Part II covers image generation.

• Chapter 4 discusses how to build and train GANs to generate high-resolution color images. In particular, you’ll learn to use convolutional neural networks (CNNs) to capture spatial features in images. You’ll also learn to use transposed convolutional layers to upsample and generate high-resolution feature maps in images.

• Chapter 5 details two ways to select characteristics in generated images. The first method involves selecting specific vectors in the latent space. The second method uses a conditional GAN, where you build and train a GAN with labeled data.

• Chapter 6 teaches you how to use a CycleGAN to translate images between two domains such as images with black hair and images with blond hair, or horse images and zebra images.

• Chapter 7 explains how to generate high-resolution images using another generative model: autoencoders (AEs) and their variant, variational autoencoders (VAEs).

Part III dives into natural language processing (NLP) and text generation.

• Chapter 8 discusses text generation with a recurrent neural network (RNN). Along the way, you learn how tokenization and word embedding work. You’ll also learn to generate text autoregressively with the trained model and how to use temperature and top-K sampling to control the creativity of the generated text.

• Chapter 9 builds a Transformer from scratch, based on the paper Attention Is All You Need, to translate between any two languages. You’ll implement line by line the multi-head attention mechanism and an encoder-decoder Transformer.

• Chapter 10 trains the Transformer you built in Chapter 9 with over 47,000 pairs of English-to-French translations. You’ll learn to translate common English phrases to French with the trained model.

• Chapter 11 builds GPT-2XL, the largest version of GPT-2, from scratch. After that, you’ll learn how to extract the pre-trained weights from Hugging Face and load them to your own GPT-2 model to generate text.

• Chapter 12 constructs a scaled-down version of the GPT model with approximately five million parameters so that you can train it on a regular computer. You’ll use three novels by Ernest Hemingway as the training data. The trained model can generate text in Hemingway style.

Part IV discusses some practical applications of the generative models in the book and the most recent developments in the field of generative AI.

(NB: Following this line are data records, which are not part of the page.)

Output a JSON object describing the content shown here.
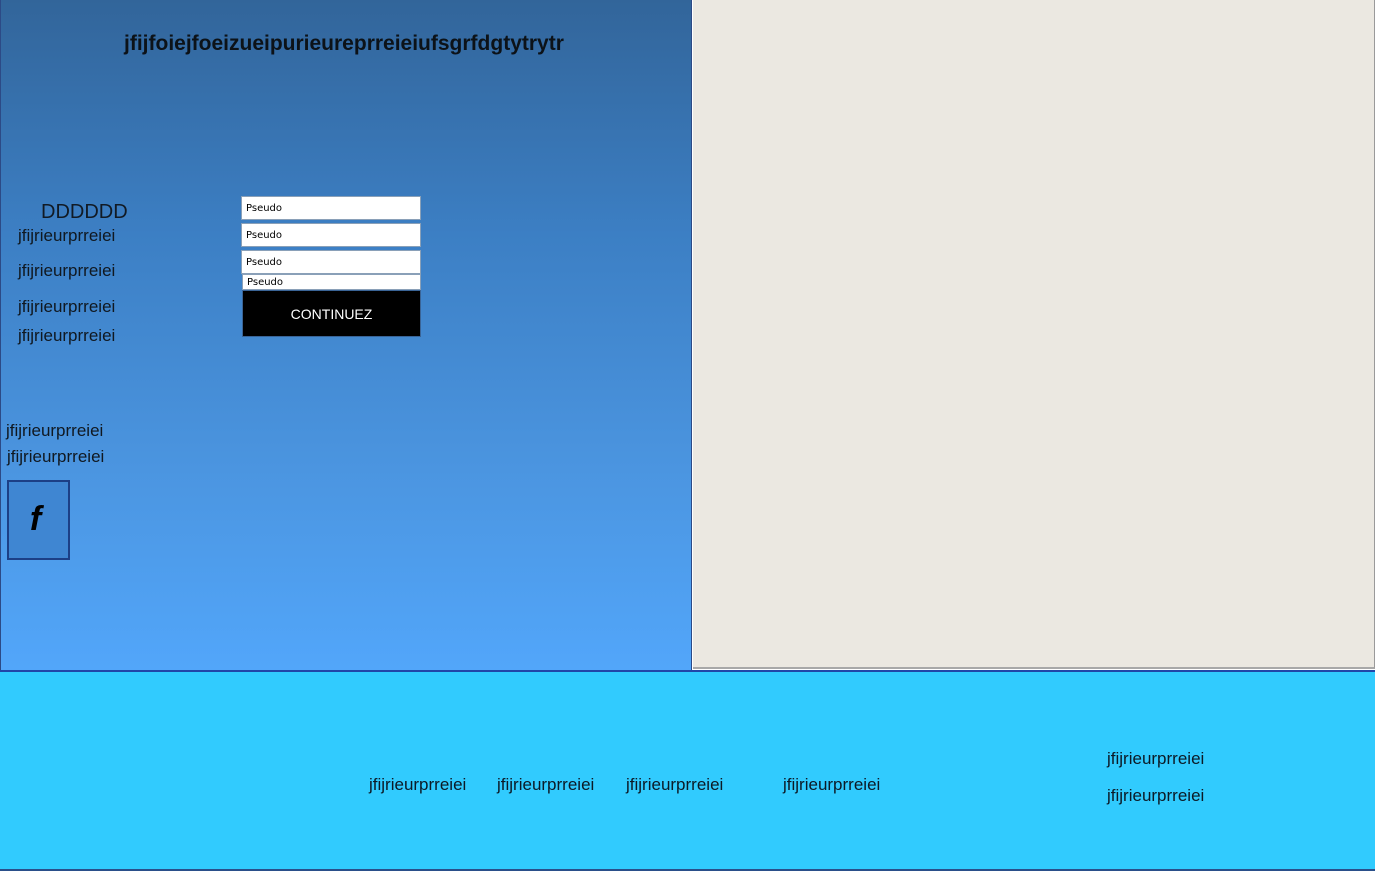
{
  "header": {
    "title": "jfijfoiejfoeizueipurieureprreieiufsgrfdgtytrytr"
  },
  "sidebar": {
    "heading": "DDDDDD",
    "links": [
      "jfijrieurprreiei",
      "jfijrieurprreiei",
      "jfijrieurprreiei",
      "jfijrieurprreiei"
    ],
    "bottom_links": [
      "jfijrieurprreiei",
      "jfijrieurprreiei"
    ],
    "facebook_icon": "facebook-icon",
    "facebook_glyph": "f"
  },
  "form": {
    "fields": [
      {
        "placeholder": "Pseudo"
      },
      {
        "placeholder": "Pseudo"
      },
      {
        "placeholder": "Pseudo"
      },
      {
        "placeholder": "Pseudo"
      }
    ],
    "submit_label": "CONTINUEZ"
  },
  "footer": {
    "links": [
      "jfijrieurprreiei",
      "jfijrieurprreiei",
      "jfijrieurprreiei",
      "jfijrieurprreiei"
    ],
    "right_links": [
      "jfijrieurprreiei",
      "jfijrieurprreiei"
    ]
  },
  "colors": {
    "left_panel_top": "#32659a",
    "left_panel_bottom": "#52a6fa",
    "right_panel": "#ebe8e1",
    "footer": "#31cbfe",
    "button": "#000000"
  }
}
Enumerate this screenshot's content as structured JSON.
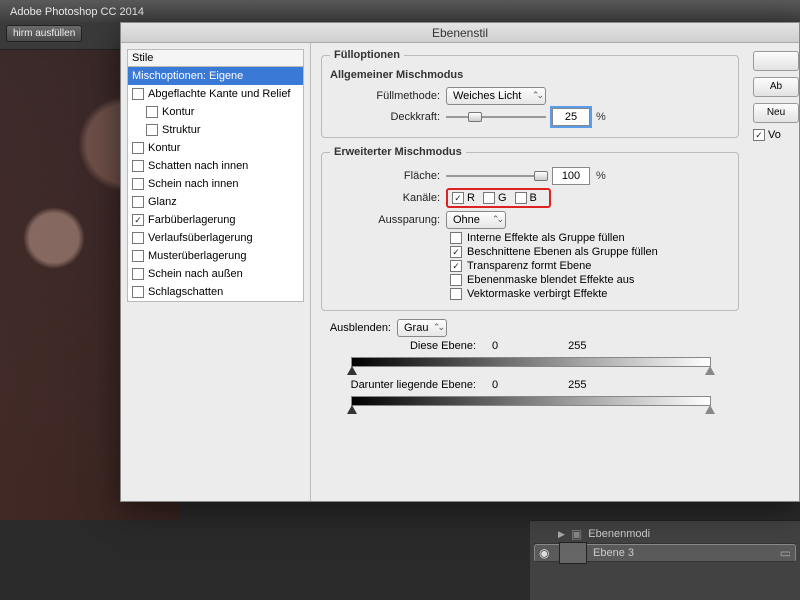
{
  "app": {
    "title": "Adobe Photoshop CC 2014"
  },
  "toolbar": {
    "fill_screen": "hirm ausfüllen"
  },
  "dialog": {
    "title": "Ebenenstil",
    "styles_header": "Stile",
    "styles": [
      {
        "id": "blend",
        "label": "Mischoptionen: Eigene",
        "checked": null,
        "selected": true,
        "indent": 0
      },
      {
        "id": "bevel",
        "label": "Abgeflachte Kante und Relief",
        "checked": false,
        "indent": 0
      },
      {
        "id": "contour",
        "label": "Kontur",
        "checked": false,
        "indent": 1
      },
      {
        "id": "texture",
        "label": "Struktur",
        "checked": false,
        "indent": 1
      },
      {
        "id": "stroke",
        "label": "Kontur",
        "checked": false,
        "indent": 0
      },
      {
        "id": "ishadow",
        "label": "Schatten nach innen",
        "checked": false,
        "indent": 0
      },
      {
        "id": "iglow",
        "label": "Schein nach innen",
        "checked": false,
        "indent": 0
      },
      {
        "id": "satin",
        "label": "Glanz",
        "checked": false,
        "indent": 0
      },
      {
        "id": "coloroverlay",
        "label": "Farbüberlagerung",
        "checked": true,
        "indent": 0
      },
      {
        "id": "gradoverlay",
        "label": "Verlaufsüberlagerung",
        "checked": false,
        "indent": 0
      },
      {
        "id": "patoverlay",
        "label": "Musterüberlagerung",
        "checked": false,
        "indent": 0
      },
      {
        "id": "oglow",
        "label": "Schein nach außen",
        "checked": false,
        "indent": 0
      },
      {
        "id": "dshadow",
        "label": "Schlagschatten",
        "checked": false,
        "indent": 0
      }
    ],
    "fill_options_legend": "Fülloptionen",
    "general_blend_heading": "Allgemeiner Mischmodus",
    "fill_method_label": "Füllmethode:",
    "fill_method_value": "Weiches Licht",
    "opacity_label": "Deckkraft:",
    "opacity_value": "25",
    "advanced_blend_legend": "Erweiterter Mischmodus",
    "fill_label": "Fläche:",
    "fill_value": "100",
    "channels_label": "Kanäle:",
    "channels": {
      "r": {
        "label": "R",
        "checked": true
      },
      "g": {
        "label": "G",
        "checked": false
      },
      "b": {
        "label": "B",
        "checked": false
      }
    },
    "knockout_label": "Aussparung:",
    "knockout_value": "Ohne",
    "flags": {
      "inner_group": {
        "label": "Interne Effekte als Gruppe füllen",
        "checked": false
      },
      "clipped_group": {
        "label": "Beschnittene Ebenen als Gruppe füllen",
        "checked": true
      },
      "trans_shapes": {
        "label": "Transparenz formt Ebene",
        "checked": true
      },
      "mask_hides": {
        "label": "Ebenenmaske blendet Effekte aus",
        "checked": false
      },
      "vmask_hides": {
        "label": "Vektormaske verbirgt Effekte",
        "checked": false
      }
    },
    "blendif_label": "Ausblenden:",
    "blendif_value": "Grau",
    "this_layer_label": "Diese Ebene:",
    "this_layer_lo": "0",
    "this_layer_hi": "255",
    "under_layer_label": "Darunter liegende Ebene:",
    "under_layer_lo": "0",
    "under_layer_hi": "255",
    "btn_ok": "",
    "btn_cancel": "Ab",
    "btn_new": "Neu",
    "preview_label": "Vo",
    "percent": "%"
  },
  "layers": {
    "group": "Ebenenmodi",
    "layer": "Ebene 3"
  }
}
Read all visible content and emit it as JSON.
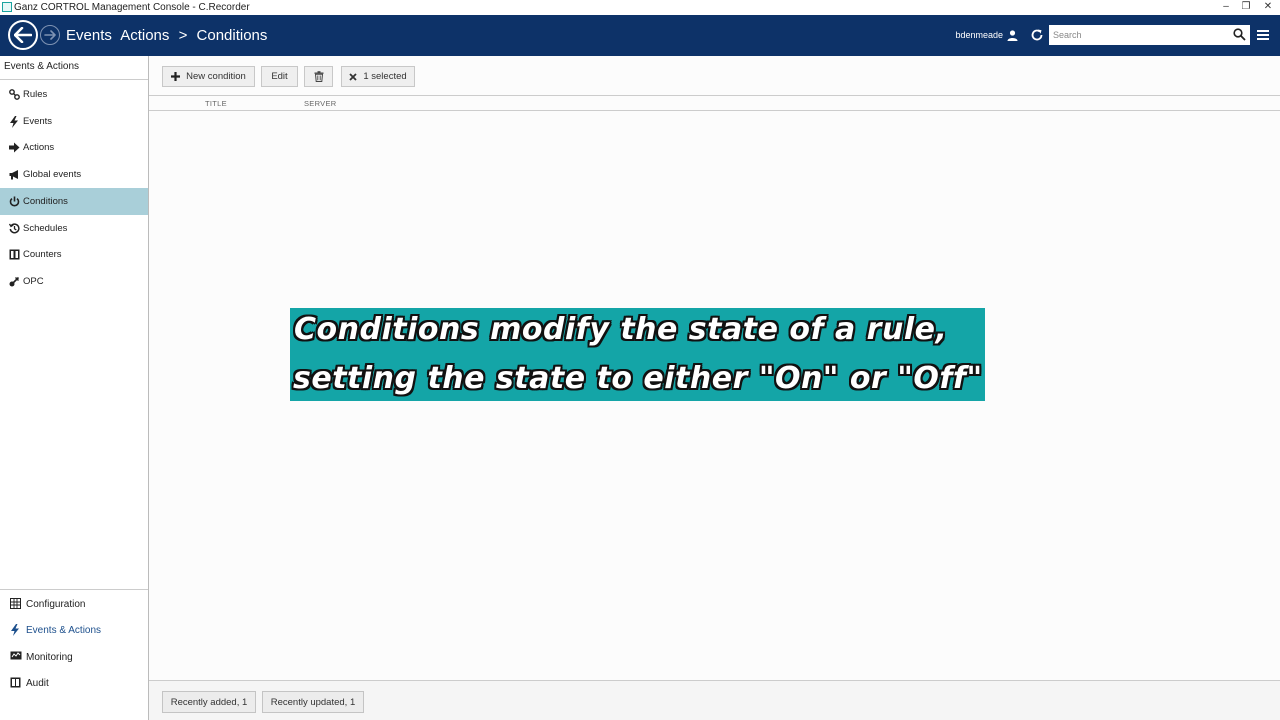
{
  "window": {
    "title": "Ganz CORTROL Management Console - C.Recorder",
    "minimize": "–",
    "restore": "❐",
    "close": "✕"
  },
  "header": {
    "breadcrumb": [
      "Events",
      "Actions",
      ">",
      "Conditions"
    ],
    "username": "bdenmeade",
    "search_placeholder": "Search"
  },
  "sidebar": {
    "heading": "Events & Actions",
    "items": [
      {
        "label": "Rules",
        "icon": "link-icon"
      },
      {
        "label": "Events",
        "icon": "lightning-icon"
      },
      {
        "label": "Actions",
        "icon": "arrow-right-icon"
      },
      {
        "label": "Global events",
        "icon": "megaphone-icon"
      },
      {
        "label": "Conditions",
        "icon": "power-icon",
        "active": true
      },
      {
        "label": "Schedules",
        "icon": "clock-history-icon"
      },
      {
        "label": "Counters",
        "icon": "counter-icon"
      },
      {
        "label": "OPC",
        "icon": "connector-icon"
      }
    ],
    "bottom_nav": [
      {
        "label": "Configuration",
        "icon": "grid-icon"
      },
      {
        "label": "Events & Actions",
        "icon": "lightning-icon",
        "active": true
      },
      {
        "label": "Monitoring",
        "icon": "monitor-icon"
      },
      {
        "label": "Audit",
        "icon": "book-icon"
      }
    ]
  },
  "toolbar": {
    "new_label": "New condition",
    "edit_label": "Edit",
    "selected_label": "1 selected"
  },
  "table": {
    "columns": [
      "TITLE",
      "SERVER"
    ]
  },
  "overlay": {
    "line1": "Conditions modify the state of a rule,",
    "line2": "setting the state to either \"On\" or \"Off\""
  },
  "status": {
    "recently_added": "Recently added, 1",
    "recently_updated": "Recently updated, 1"
  },
  "colors": {
    "header_bg": "#0d3268",
    "active_item_bg": "#a9cfd9",
    "overlay_bg": "#14a5a7"
  }
}
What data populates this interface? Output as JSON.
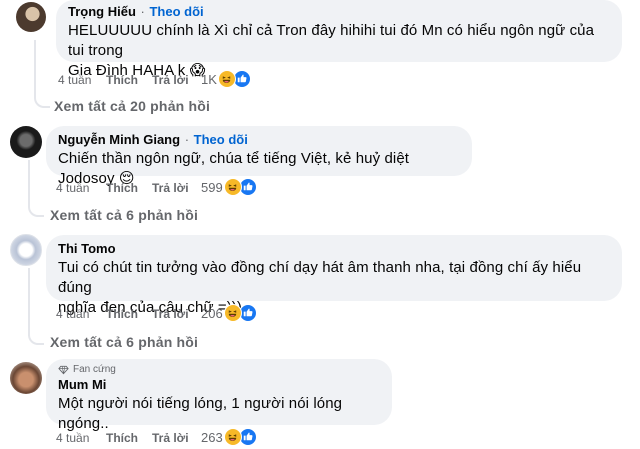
{
  "comments": [
    {
      "author": "Trọng Hiếu",
      "follow_label": "Theo dõi",
      "text_lines": [
        "HELUUUUU chính là Xì chỉ cả Tron đây hihihi tui đó Mn có hiểu ngôn ngữ của tui trong",
        "Gia Đình HAHA k"
      ],
      "emoji": "😱",
      "time": "4 tuần",
      "like_label": "Thích",
      "reply_label": "Trả lời",
      "reaction_count": "1K",
      "view_replies": "Xem tất cả 20 phản hồi"
    },
    {
      "author": "Nguyễn Minh Giang",
      "follow_label": "Theo dõi",
      "text_lines": [
        "Chiến thần ngôn ngữ, chúa tể tiếng Việt, kẻ huỷ diệt Jodosoy"
      ],
      "emoji": "😌",
      "time": "4 tuần",
      "like_label": "Thích",
      "reply_label": "Trả lời",
      "reaction_count": "599",
      "view_replies": "Xem tất cả 6 phản hồi"
    },
    {
      "author": "Thi Tomo",
      "text_lines": [
        "Tui có chút tin tưởng vào đồng chí dạy hát âm thanh nha, tại đồng chí ấy hiểu đúng",
        "nghĩa đen của câu chữ =)))"
      ],
      "time": "4 tuần",
      "like_label": "Thích",
      "reply_label": "Trả lời",
      "reaction_count": "206",
      "view_replies": "Xem tất cả 6 phản hồi"
    },
    {
      "badge": "Fan cứng",
      "author": "Mum Mi",
      "text_lines": [
        "Một người nói tiếng lóng, 1 người nói lóng ngóng.."
      ],
      "time": "4 tuần",
      "like_label": "Thích",
      "reply_label": "Trả lời",
      "reaction_count": "263"
    }
  ],
  "colors": {
    "bubble": "#f0f2f5",
    "link_blue": "#0064d1",
    "secondary_text": "#65676b",
    "like_blue": "#1877f2",
    "laugh_yellow": "#f7b928"
  },
  "icons": {
    "laugh_reaction": "laugh-reaction-icon",
    "like_reaction": "like-reaction-icon",
    "fan_badge": "diamond-icon"
  }
}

• Chapter 13 builds and trains a MuseGAN to generate music. MuseGAN treats a piece of music as a multi-dimensional object akin to an image. The generator produces a complete piece of music and submits it to the critic for evaluation. The generator then modifies the music based on the critic's feedback until it closely resembles real music from the training dataset. Listen to an example of the generated music: https://gattonweb.uky.edu/faculty/lium/ml/MuseGAN_song.mp3

• Chapter 14 takes a different approach to AI music creation. Instead of treating a piece of music as a multi-dimensional object, you treat it as a sequence of musical events. You'll then apply techniques from text generation to predict the next element in a sequence. Listen to an example of the generated music: https://gattonweb.uky.edu/faculty/lium/ml/musicTrans.mp3

• Chapter 15 introduces you to diffusion models, which form the foundation of all leading text-to-image Transformers (such as DALL-E or Imagen). You’ll build and train a diffusion model to generate high-resolution flower images.

• Chapter 16 ends the book with a project in which you use the LangChain library to combine pre-trained large language models (LLMs) with Wolfram Alpha and Wikipedia APIs to create a zero-shot know-it-all personal assistant.

The appendix discusses how to install PyTorch on your computer, with or without a Compute Unified Device Architecture (CUDA)-enabled GPU.

All Python programs in this book are available for download at the book’s GitHub repository https://github.com/markhliu/DGAI. The programs are organized by chapters with each chapter in a single Jupyter Notebook file. See the Appendix of the book on how to install Python, PyTorch, and Jupyter Notebook on your computer.